Patient Dies Following Aortic Valve Replacement

Cardiology Expert WitnessThis case takes place in North Dakota and involves an elderly male patient  who underwent an aortic valve replacement that was met with difficulty. The patient’s valve appeared to have a high gradient, which was confirmed on a post operative cath lab evaluation. The patient returned to the OR and underwent removal of the first valve, and an aortic root replacement with single vessel bypass grafting was performed. The patient’s recovery was met with significant coagulopathy and bleeding along with heart failure, generalized edema and an ascending aortic aneurysm. As a result the patient was sent to the ICU with an open chest and returned for a mediastinal washout with temporary dressing closure. Hepatorenal failure and multiorgan system failure ensued and life support was withdrawn after he developed massive acidosis which was thought to be linked to an abdominal event.

Question(s) For Expert Witness

  • 1. How do you prevent placing the wrong size valve requiring a corrective procedure?
  • 2. Could this patient's complications have been avoided if the correct valve was placed initially, possibly avoiding the coagulopathic complications in the second procedure?
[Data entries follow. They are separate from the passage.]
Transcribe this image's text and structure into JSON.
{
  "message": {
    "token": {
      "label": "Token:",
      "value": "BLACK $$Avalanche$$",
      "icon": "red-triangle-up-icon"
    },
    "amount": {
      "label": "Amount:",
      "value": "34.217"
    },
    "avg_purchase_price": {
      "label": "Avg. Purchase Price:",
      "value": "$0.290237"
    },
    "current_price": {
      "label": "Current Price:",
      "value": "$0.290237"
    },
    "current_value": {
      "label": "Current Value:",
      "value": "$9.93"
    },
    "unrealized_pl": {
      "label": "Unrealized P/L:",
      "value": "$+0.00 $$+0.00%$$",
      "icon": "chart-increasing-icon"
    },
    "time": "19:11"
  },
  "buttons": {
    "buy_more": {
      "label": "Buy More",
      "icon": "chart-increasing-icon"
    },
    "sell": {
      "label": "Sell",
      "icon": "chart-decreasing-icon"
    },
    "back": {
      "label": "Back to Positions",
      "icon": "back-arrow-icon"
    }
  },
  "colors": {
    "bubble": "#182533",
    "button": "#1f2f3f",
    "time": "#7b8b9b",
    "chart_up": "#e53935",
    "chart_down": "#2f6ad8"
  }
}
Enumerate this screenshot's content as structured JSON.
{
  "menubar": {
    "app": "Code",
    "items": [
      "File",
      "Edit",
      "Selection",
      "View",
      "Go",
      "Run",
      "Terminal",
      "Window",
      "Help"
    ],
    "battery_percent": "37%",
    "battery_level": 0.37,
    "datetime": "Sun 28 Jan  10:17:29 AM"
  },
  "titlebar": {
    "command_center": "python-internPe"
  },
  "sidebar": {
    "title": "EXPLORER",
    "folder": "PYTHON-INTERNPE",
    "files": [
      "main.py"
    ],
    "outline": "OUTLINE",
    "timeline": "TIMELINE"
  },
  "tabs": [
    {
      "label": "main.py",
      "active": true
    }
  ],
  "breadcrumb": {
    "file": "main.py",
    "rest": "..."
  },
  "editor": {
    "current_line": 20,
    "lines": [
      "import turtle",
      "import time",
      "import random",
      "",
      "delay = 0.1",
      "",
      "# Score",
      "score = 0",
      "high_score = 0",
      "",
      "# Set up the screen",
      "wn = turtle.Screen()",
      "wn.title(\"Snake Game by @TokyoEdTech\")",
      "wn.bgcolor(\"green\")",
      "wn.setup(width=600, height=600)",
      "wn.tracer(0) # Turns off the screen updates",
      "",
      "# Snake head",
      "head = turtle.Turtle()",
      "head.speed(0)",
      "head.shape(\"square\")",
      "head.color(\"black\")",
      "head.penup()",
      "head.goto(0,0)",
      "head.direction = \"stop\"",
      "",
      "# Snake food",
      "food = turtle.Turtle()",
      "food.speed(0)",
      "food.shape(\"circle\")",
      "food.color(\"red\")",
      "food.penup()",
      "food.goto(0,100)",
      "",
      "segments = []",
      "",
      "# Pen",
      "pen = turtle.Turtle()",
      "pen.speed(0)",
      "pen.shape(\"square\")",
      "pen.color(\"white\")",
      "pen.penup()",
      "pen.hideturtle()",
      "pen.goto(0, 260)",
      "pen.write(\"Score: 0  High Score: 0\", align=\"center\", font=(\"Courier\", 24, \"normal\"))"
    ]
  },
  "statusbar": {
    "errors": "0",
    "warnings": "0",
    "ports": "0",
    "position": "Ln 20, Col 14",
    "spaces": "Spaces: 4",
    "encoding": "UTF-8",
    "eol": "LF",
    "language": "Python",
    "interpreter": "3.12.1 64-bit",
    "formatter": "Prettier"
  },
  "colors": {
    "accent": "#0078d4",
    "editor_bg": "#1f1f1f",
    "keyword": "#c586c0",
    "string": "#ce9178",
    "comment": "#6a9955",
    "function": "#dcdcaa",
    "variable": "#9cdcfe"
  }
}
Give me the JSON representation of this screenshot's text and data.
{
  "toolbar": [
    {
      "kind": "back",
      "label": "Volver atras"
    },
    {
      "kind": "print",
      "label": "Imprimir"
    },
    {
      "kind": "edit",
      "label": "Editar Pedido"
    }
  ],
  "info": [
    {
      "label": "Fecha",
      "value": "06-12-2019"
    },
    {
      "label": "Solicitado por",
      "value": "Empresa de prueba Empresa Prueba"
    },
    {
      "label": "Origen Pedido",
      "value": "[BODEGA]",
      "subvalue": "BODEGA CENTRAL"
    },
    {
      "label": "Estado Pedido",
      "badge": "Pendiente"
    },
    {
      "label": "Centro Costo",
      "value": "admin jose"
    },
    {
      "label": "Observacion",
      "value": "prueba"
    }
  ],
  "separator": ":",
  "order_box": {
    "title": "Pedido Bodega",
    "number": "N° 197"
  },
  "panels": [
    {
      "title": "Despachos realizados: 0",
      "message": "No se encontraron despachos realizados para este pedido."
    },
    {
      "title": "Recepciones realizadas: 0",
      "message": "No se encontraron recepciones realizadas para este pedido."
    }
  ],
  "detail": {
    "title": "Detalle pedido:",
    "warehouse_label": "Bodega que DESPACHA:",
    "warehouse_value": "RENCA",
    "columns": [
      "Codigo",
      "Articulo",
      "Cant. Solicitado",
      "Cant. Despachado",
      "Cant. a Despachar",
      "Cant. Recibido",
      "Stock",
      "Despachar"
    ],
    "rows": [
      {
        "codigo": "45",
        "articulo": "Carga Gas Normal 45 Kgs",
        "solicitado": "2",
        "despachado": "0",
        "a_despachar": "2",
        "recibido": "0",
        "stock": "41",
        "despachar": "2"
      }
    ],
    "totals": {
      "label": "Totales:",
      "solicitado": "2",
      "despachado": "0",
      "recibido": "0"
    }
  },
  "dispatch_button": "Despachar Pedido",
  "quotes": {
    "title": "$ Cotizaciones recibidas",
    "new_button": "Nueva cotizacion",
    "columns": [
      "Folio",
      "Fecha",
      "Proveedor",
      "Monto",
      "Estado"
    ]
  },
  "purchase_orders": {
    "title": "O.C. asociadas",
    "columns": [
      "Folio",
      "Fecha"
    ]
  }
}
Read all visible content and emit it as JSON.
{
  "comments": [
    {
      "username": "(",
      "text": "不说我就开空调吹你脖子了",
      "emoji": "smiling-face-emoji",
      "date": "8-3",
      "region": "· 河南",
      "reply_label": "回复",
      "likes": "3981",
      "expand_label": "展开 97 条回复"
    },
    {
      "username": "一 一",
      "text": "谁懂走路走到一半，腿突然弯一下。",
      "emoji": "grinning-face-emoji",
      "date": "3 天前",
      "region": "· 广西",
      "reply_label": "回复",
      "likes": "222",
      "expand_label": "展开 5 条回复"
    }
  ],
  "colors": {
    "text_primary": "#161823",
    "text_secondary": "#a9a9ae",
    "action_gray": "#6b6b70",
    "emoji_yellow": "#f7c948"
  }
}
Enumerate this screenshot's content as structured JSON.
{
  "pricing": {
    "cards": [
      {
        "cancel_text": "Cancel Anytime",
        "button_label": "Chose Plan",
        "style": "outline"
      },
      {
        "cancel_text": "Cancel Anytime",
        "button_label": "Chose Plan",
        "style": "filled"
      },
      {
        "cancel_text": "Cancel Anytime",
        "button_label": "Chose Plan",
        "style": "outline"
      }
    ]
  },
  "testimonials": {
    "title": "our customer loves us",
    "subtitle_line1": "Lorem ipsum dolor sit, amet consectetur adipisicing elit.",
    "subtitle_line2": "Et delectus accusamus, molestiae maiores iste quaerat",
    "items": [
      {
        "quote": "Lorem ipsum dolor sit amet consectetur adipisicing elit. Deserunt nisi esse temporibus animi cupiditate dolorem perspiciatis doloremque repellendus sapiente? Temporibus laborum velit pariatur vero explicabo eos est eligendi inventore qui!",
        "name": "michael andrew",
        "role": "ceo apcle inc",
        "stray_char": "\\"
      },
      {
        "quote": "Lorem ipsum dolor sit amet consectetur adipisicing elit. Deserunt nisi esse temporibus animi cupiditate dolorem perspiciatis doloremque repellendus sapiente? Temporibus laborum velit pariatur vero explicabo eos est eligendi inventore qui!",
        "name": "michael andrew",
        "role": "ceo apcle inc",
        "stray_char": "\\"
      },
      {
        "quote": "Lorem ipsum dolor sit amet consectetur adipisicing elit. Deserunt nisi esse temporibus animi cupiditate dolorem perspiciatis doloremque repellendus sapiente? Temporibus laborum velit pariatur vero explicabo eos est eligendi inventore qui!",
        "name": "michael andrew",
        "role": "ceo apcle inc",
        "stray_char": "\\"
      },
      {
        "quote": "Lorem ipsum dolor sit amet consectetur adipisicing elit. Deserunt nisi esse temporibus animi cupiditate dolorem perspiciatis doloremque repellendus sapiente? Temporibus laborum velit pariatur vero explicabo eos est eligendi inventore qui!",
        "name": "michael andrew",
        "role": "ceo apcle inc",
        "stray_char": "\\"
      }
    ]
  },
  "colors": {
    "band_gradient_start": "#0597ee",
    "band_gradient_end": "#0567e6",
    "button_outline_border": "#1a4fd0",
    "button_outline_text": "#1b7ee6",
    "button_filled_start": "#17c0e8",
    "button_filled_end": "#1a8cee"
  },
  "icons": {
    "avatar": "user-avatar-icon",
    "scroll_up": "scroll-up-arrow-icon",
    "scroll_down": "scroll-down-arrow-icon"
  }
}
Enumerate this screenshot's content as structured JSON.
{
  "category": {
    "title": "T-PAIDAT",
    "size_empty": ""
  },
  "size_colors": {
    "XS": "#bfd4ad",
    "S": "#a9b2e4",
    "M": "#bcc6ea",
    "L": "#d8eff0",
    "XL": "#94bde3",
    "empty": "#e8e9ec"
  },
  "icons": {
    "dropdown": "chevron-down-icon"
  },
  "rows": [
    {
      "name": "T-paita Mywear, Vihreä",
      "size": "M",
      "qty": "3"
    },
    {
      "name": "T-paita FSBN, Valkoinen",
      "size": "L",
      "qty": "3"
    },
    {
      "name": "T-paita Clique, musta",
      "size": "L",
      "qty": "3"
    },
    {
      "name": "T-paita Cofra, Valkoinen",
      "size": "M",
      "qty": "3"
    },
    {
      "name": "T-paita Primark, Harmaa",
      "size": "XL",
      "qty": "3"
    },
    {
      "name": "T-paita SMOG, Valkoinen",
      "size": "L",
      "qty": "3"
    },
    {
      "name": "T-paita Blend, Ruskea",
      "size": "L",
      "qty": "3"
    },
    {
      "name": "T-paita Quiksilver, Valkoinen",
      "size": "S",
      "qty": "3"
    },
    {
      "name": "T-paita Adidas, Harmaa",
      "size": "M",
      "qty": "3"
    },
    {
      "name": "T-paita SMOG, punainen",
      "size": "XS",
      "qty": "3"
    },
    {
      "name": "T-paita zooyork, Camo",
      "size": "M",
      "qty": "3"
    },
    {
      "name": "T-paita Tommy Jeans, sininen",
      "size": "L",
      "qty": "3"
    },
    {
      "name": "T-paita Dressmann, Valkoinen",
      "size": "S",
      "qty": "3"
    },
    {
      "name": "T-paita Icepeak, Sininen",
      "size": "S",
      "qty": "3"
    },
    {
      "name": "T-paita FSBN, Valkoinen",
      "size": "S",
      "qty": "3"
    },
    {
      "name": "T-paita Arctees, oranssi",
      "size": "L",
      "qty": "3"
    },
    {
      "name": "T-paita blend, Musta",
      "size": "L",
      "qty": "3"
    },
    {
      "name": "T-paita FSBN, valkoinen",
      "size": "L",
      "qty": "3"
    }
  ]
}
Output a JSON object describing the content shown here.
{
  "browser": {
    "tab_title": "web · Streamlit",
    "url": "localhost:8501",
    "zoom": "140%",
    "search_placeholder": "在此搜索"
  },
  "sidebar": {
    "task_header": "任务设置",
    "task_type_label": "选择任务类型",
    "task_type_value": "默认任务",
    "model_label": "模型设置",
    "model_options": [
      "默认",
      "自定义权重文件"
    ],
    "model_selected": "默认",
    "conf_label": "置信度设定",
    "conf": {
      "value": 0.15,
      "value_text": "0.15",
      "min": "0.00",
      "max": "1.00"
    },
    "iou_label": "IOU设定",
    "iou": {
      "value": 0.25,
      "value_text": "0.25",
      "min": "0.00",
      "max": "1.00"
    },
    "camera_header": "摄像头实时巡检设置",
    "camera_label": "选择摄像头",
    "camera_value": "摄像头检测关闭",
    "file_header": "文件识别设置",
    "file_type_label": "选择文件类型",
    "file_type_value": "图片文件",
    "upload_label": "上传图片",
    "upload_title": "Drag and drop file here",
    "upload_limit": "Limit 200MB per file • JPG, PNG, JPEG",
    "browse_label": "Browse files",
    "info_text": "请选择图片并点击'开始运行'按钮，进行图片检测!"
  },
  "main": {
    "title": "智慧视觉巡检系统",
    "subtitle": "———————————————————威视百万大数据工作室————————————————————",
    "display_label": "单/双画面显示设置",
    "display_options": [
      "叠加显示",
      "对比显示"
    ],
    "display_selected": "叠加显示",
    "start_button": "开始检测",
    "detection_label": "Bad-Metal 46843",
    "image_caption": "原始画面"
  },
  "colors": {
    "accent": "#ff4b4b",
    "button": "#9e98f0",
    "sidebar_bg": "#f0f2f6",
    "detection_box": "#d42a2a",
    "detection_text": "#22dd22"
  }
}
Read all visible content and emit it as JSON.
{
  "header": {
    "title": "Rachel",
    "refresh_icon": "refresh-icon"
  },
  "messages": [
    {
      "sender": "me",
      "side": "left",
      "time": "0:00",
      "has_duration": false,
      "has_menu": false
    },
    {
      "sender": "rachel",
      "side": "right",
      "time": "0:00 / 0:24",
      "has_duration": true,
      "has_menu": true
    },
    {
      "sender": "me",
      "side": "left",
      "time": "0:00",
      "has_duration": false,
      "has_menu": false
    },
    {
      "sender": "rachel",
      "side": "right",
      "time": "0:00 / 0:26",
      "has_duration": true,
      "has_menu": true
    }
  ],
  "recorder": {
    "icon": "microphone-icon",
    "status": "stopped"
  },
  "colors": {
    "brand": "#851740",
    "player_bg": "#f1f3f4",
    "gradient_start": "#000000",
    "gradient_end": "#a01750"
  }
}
Expert Witness Response E-007584

There are different options to enlarge the aortic valve annulus to allow placement of a larger prosthesis than the initial annulus size would permit. Each option is associated with unique risks and difficulties. In addition, several valve types and implantation techniques can also help with the issue of small aortic valve annulus. Nonetheless, in this case, it’s not clear is the high gradient is related to the fact that the valve that was placed initially was the “wrong” size or if there was another mechanism of its obstruction. Redo surgery and exposure to another prolonged bypass for a more complex procedure likely contributed to coaguloplathy. However, that can be due to the fact that the surgeon was forced to do the more complex procedure after he failed the initial, more conservative, procedure. In other words, the patient might have had risk factors that would have made the root replacement too risky and therefore it was reasonable to do the more simple procedure first. So, you can’t really say that you could have avoided those complications if he had undergone the root replacement from the beginning. Re-exposure to bypass did not help though.